Feeling like you'd have a better chance of winning the lottery
than getting a term sheet from a VC?
July 07, 2000
by Vincent M. Occhipinti
Your odds might not be that far off. An established venture capital
fund will receive more than 9,000 business plans per year. Of those,
only .17 percent, or about 15 companies, will secure funding. Why
did those 15 get financed? Because they had a strong combination
of four components critical to a startup's success: great team,
right market, focused execution and market leadership.
With the right resources, great employees
can build great products and services.
The first startup essential is attracting stellar individuals into
your organization: employees, board members, advisory members, and
partners. Every person associated with your company is a credibility
point that shows customers, prospective employees and VCs that this
company is going to be a success.
While most entrepreneurs articulate the importance of "building
a strong team," they tend to wait too long before they begin. Top-tier
management will cultivate, grow and attract top-tier employees.
With the right resources, great employees can build great products
Here's the conundrum. How do you build a top-tier team until you
get financing, and how do you get financing until you have a top-tier
team? First, start with a commitment to bring in complementary skills,
including a stellar CEO, as soon as possible. Having a hard time
recruiting Jim Barksdale to be your next CEO? Then get him, or someone
like him, on your board of advisors. Be creative, use all your contacts
and fearlessly recruit a strong advisory board. A strong advisory
board can open funding doors, provide strategic direction and help
the company recruit quality employees.
What is the actual, addressable size of your target market? There
must be a large, demand-driven market for your products and services,
and a compelling value proposition.
To gain venture financing, a company typically has to have the
potential to achieve a market capitalization of $1 billion or more.
Test your ideas on potential customers and survey them to develop
your product specifications. Don't assume that what is intuitive
to you will be wanted by them. Knowing your target market and competition
will increase the likelihood of building, pricing, marketing, distributing
and selling your product or service successfully.
There is a good chance you will get distracted. Keep your execution
focused on the primary target market to yield the greatest results.
Avoid the temptation to tackle too many opportunities and related
markets too early. At the same time, if your business model and
initial strategies are not resonating with customers, be willing
to change, but stay focused on your new positioning.

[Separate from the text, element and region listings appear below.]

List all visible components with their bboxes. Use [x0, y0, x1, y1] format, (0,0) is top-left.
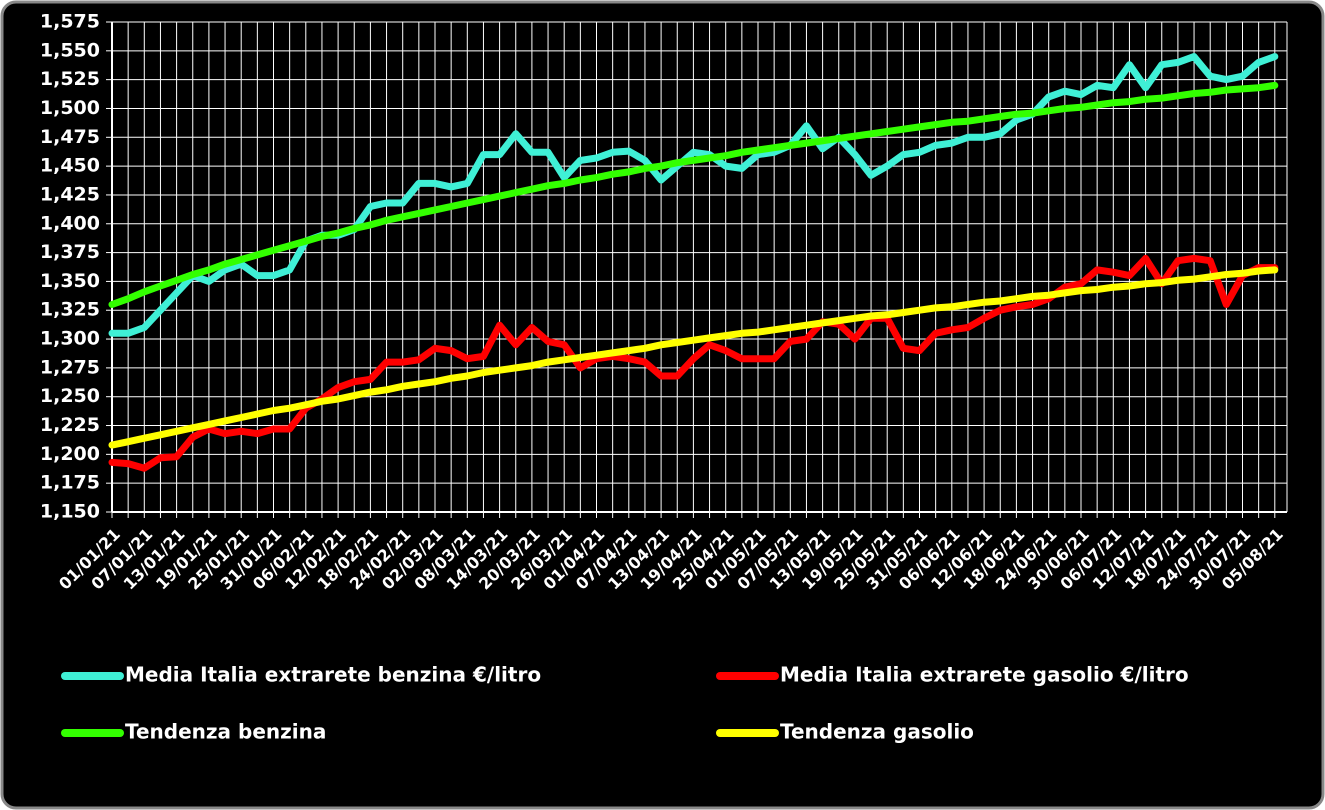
y-tick-label: 1,150	[40, 501, 100, 523]
legend-label: Tendenza benzina	[125, 720, 326, 744]
y-tick-label: 1,175	[40, 472, 100, 494]
y-tick-label: 1,275	[40, 356, 100, 378]
y-tick-label: 1,325	[40, 299, 100, 321]
y-tick-label: 1,400	[40, 212, 100, 234]
series-line	[108, 266, 1279, 449]
legend-label: Media Italia extrarete benzina €/litro	[125, 663, 541, 687]
y-tick-label: 1,500	[40, 97, 100, 119]
y-tick-label: 1,550	[40, 39, 100, 61]
y-tick-label: 1,350	[40, 270, 100, 292]
y-tick-label: 1,225	[40, 414, 100, 436]
y-tick-label: 1,250	[40, 385, 100, 407]
legend: Media Italia extrarete benzina €/litro Me…	[61, 663, 1189, 744]
y-tick-label: 1,375	[40, 241, 100, 263]
plot	[108, 53, 1279, 472]
legend-label: Tendenza gasolio	[780, 720, 974, 744]
y-tick-label: 1,475	[40, 126, 100, 148]
y-tick-label: 1,425	[40, 183, 100, 205]
y-tick-label: 1,200	[40, 443, 100, 465]
y-tick-label: 1,575	[40, 11, 100, 33]
y-tick-label: 1,300	[40, 328, 100, 350]
legend-label: Media Italia extrarete gasolio €/litro	[780, 663, 1189, 687]
series-line	[108, 81, 1279, 308]
y-tick-label: 1,525	[40, 68, 100, 90]
y-tick-label: 1,450	[40, 155, 100, 177]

Those who get there first usually get the most. If possible, quickly
establish alpha and beta tests with customers. After they have been
successful, lead your market and execute with speed. Use momentum
to your advantage by continually improving your product and entrenching
your value proposition in the minds of your customers. The speed
at which you execute will produce barriers to entry and credibility
that will help capture market share and venture-capital attention.
Most startups do not begin with these essentials, and each one
drives the other. The best partner, venture capital or otherwise,
should help you build the right balance among these essential components.
While there are many other startup essentials, if you have these
four, you are well on your way to building a sustainable company.